Le cauchemar de Darwin

Le cauchemar de DARWIN
Oui, ton lac va mourir mon pauvre Livingstone,
Et le poisson crever, et avec lui les hommes
Qui vivaient de ses eaux bien avant que soit Rome …
Tu y cherchais le Nil, miroir des Pharaonnes !
Mais un jour un marchand, dont le nom est maudit,
Jeta dans ce cratère abyssal et fécond
Un monstre cannibale, une perche aux yeux ronds,
Qui écuma les flots jusqu’à tuer toute vie.
Voici que le lac meurt, les pêcheurs vont le suivre …
Leurs enfants édentés se nourrissaient d’arêtes
Volées aux poubelles sorties des lieux de fête,
Cela même est fini : gageure que de vivre !
Il reste les avions dont le train incessant
Fait trembler les bidons où habitent des ombres ;
Chargés d’armes de mort, ils souillent le tartan,
Puis repartent gavés de poissons en surnombre.
Il reste les putains au regard douloureux,
Où un ailleurs lointain le dispute à l’enfer ;
J’en connais une au moins, au grand sourire amer,
Morte criant sans bruit sous les coups d’un vicieux.

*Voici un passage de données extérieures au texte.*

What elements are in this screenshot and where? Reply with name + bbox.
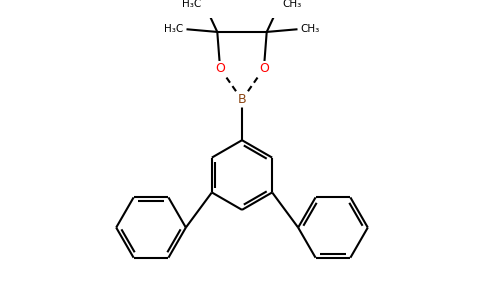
Text: B: B bbox=[238, 93, 246, 106]
Text: H₃C: H₃C bbox=[182, 0, 201, 9]
Text: CH₃: CH₃ bbox=[300, 24, 319, 34]
Text: CH₃: CH₃ bbox=[283, 0, 302, 9]
Text: O: O bbox=[215, 62, 225, 75]
Text: H₃C: H₃C bbox=[165, 24, 184, 34]
Text: O: O bbox=[259, 62, 269, 75]
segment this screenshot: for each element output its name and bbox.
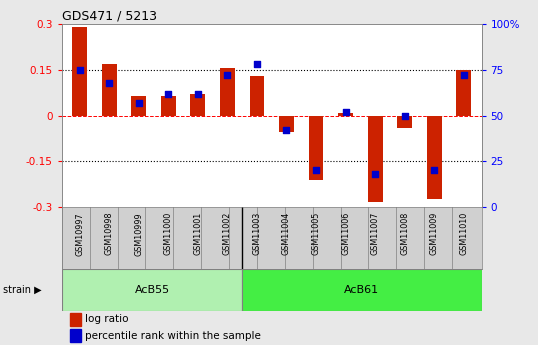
Point bbox=[400, 113, 409, 118]
Text: percentile rank within the sample: percentile rank within the sample bbox=[85, 331, 261, 341]
Text: GSM11004: GSM11004 bbox=[282, 212, 291, 255]
Bar bbox=[368, 116, 383, 203]
Bar bbox=[250, 76, 264, 116]
Text: strain ▶: strain ▶ bbox=[3, 285, 41, 295]
Text: GSM11008: GSM11008 bbox=[400, 212, 409, 255]
Text: GSM11007: GSM11007 bbox=[371, 212, 380, 255]
Bar bbox=[242, 269, 482, 310]
Point bbox=[134, 100, 143, 106]
Text: GSM11001: GSM11001 bbox=[193, 212, 202, 255]
Bar bbox=[427, 116, 442, 199]
Point bbox=[371, 171, 379, 177]
Text: GSM11009: GSM11009 bbox=[430, 212, 438, 255]
Bar bbox=[70, 313, 81, 326]
Text: GSM11003: GSM11003 bbox=[252, 212, 261, 255]
Bar bbox=[102, 64, 117, 116]
Bar bbox=[72, 27, 87, 116]
Bar bbox=[190, 94, 205, 116]
Point bbox=[223, 72, 232, 78]
Bar bbox=[279, 116, 294, 132]
Bar bbox=[62, 269, 242, 310]
Text: GSM11002: GSM11002 bbox=[223, 212, 232, 255]
Point bbox=[312, 168, 320, 173]
Point bbox=[105, 80, 114, 86]
Bar bbox=[397, 116, 412, 128]
Text: GSM11010: GSM11010 bbox=[459, 212, 468, 255]
Text: GSM11000: GSM11000 bbox=[164, 212, 173, 255]
Text: GSM11005: GSM11005 bbox=[312, 212, 321, 255]
Text: AcB55: AcB55 bbox=[134, 285, 169, 295]
Bar bbox=[309, 116, 323, 179]
Text: log ratio: log ratio bbox=[85, 315, 129, 324]
Text: GSM10999: GSM10999 bbox=[134, 212, 143, 256]
Text: GDS471 / 5213: GDS471 / 5213 bbox=[62, 10, 157, 23]
Text: GSM10997: GSM10997 bbox=[75, 212, 84, 256]
Text: AcB61: AcB61 bbox=[344, 285, 379, 295]
Point bbox=[194, 91, 202, 96]
Point bbox=[282, 127, 291, 133]
Bar bbox=[456, 70, 471, 116]
Bar bbox=[338, 112, 353, 116]
Point bbox=[430, 168, 438, 173]
Bar bbox=[70, 329, 81, 342]
Point bbox=[341, 109, 350, 115]
Point bbox=[164, 91, 173, 96]
Text: GSM10998: GSM10998 bbox=[105, 212, 114, 255]
Point bbox=[253, 62, 261, 67]
Bar bbox=[131, 96, 146, 116]
Bar bbox=[220, 68, 235, 116]
Text: GSM11006: GSM11006 bbox=[341, 212, 350, 255]
Bar bbox=[161, 96, 175, 116]
Point bbox=[75, 67, 84, 72]
Point bbox=[459, 72, 468, 78]
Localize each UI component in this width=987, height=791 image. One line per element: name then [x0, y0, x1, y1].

Il reste les gamins, couchés sur les trottoirs,
Où bien sniffant la colle au sombre d’un couloir,
Où encore boitant sur une jambe unique,
Souvenir d’une mine ex-soviétique.
Il reste la douleur, le désespoir lucide,
Le faible qui se couche en appelant la mort,
Les enfants que l’on vend à la loi du plus fort,
La nausée qui me prend de ce monde putride.
Regarde les avions dans la chaleur épaisse,
Entends-tu les dollars qui rentrent dans la caisse ?
Un dollar, une larme ! Un enfant, une femme,
Qui pour survivre nus, dans cet enfer se damnent.
Et le grand lac se meurt, mon pauvre Livingstone,
Cauchemar de Darwin qui tremble dans sa tombe,
Et le mendiant claudique, et la putain s’étonne
De voir sourdre une larme au visage des bombes.